Déjà dans la matinée, un camion de foin était parti de Chameyrat en direction des Hautes-Pyrénées. «Près de cinquante tonnes partiront aujourd’hui, c’est un début. Nous avons voulu prendre toutes les précautions nécessaires avec les Hautes-Pyrénées pour s’assurer des quantités de foin dont ils avaient besoin. Toutes les semaines, nous expédierons des camions pour acheminer près de 400 tonnes de foin» explique le président Daniel Couderc. «Le fait que les bottes soient de différentes tailles ne facilite pas le chargement, nous essayons de « faire » des camions de 15 tonnes en moyenne. Nous devons respecter une certaine hauteur, sinon sur le périphérique de Toulouse nous ne passons pas» confie l’un des chauffeurs des deux semi-remorques en partance ce jour-là. Le président de la FDSEA du 65, Christian Fourcade, nous confie à son tour que «quelle que soit la taille des bottes, la priorité est d’avoir du foin pour nos animaux». L’association Agri-Solidarité 65 prendra en charge les frais de transport pour l’acheminement du fourrage depuis le département de la Corrèze jusqu’aux vallées sinistrées des Hautes-Pyrénées.

«C'est l'organisation de notre profession qui nous permet d'être aussi réactifs» affirme Christian Fourcade, président de la FDSEA 65 aux côtés de Guillaume Joie et Daniel Couderc, présidents.
«C'est l'organisation de notre profession qui nous permet d'être aussi réactifs» affirme Christian Fourcade, président de la FDSEA 65 aux côtés de Guillaume Joie et Daniel Couderc, présidents. - © FDSEA 19

«Le plus dur reste à venir»

Bien évidement heureux de voir un tel élan de solidarité, le président de la FDSEA 65 nous fait part des problématiques à venir sur le département et soulève la question de «régénération» des prairies. «Nous pensons qu’il faudra plus de trois ans pour retrouver des prairies productives.
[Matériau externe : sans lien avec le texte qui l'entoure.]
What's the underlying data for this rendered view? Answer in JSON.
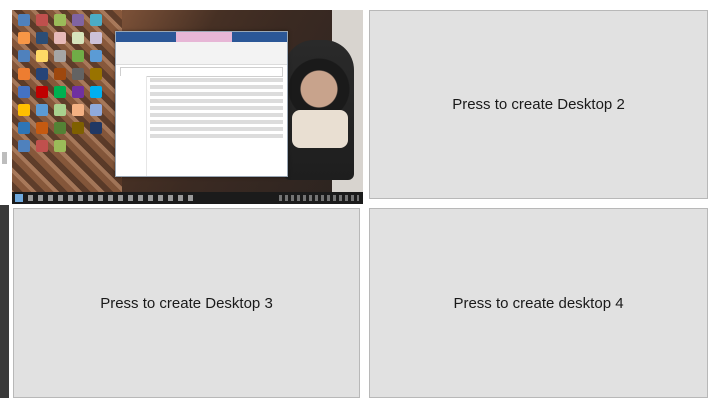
{
  "tiles": [
    {
      "id": "desktop-1",
      "label": ""
    },
    {
      "id": "desktop-2",
      "label": "Press to create Desktop 2"
    },
    {
      "id": "desktop-3",
      "label": "Press to create Desktop 3"
    },
    {
      "id": "desktop-4",
      "label": "Press to create desktop 4"
    }
  ],
  "colors": {
    "tile_background": "#e1e1e1",
    "tile_border": "#b8b8b8",
    "taskbar": "#1b1b1b",
    "explorer_titlebar": "#2b5797"
  }
}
Sable, pierres, troncs d’arbres et détritus en tous genres, recouvrent le sol. En plus des compétences techniques et agricoles du département, nous avons fait appel à l’armée pour nous venir en aide. Depuis bientôt deux mois, techniciens et animateurs FDSEA sont sur le pont et donnent sans compter, je les remercie déjà de leur implication, en plus de problèmes technico-techniques nous devons accompagner des agriculteurs qui souhaitent, dans une conjoncture économique morose, tout simplement arrêter. Nous sommes là pour les soutenir».

Chambres d’agriculture, syndicalisme et collectivités, mutualisent leurs compétences techniques et leurs moyens pour venir en aide aux agriculteurs. Les accidents climatiques de plus en plus fréquents, mettent en lumière l’éternelle solidarité paysanne qui, associée à la coopération et au partenariat des organisations agricoles et du syndicalisme, permet de franchir, non sans difficulté, les situations de crises.

Sollicité par les médias corréziens, venus couvrir l’événement, Christian Fourcade, président de la FDSEA 65 s’est prêté au jeu des «questions-réponses».

 

Qu’est-ce que représente cette opération ?

Christian Fourcade : «La solidarité d’avant, quand l’agriculteur avait le feu dans la grange, ses voisins venaient l’aider. Aujourd’hui, le réseau syndical des FDSEA permet de rapprocher les agriculteurs de la France entière les uns des autres. C’est une solidarité spontanée, le syndicalisme est un outil pour fédérer cette solidarité».

 

Comment vont les agriculteurs des vallées sinistrées ?

CF : «Le lendemain des orages nous étions sur le terrain pour plusieurs raisons, commencer à quantifier et qualifier les dégâts et surtout pour prendre le moral des troupes. Il y avait des agriculteurs tellement dégoutés qu’ils voulaient arrêter».

 

Pouvez-vous déjà tirer des conclusions de l’organisation de cet élan de solidarité ?

CF : «C’est l’organisation de notre profession qui nous permet d’être aussi réactifs. Les techniciens et animateurs des réseaux syndicaux font preuve d’engagements et de facultés d’adaptation, en moins de 8 jours ils doivent se mettre dans la peau de logisticiens pour organiser l’opération solidarité foin».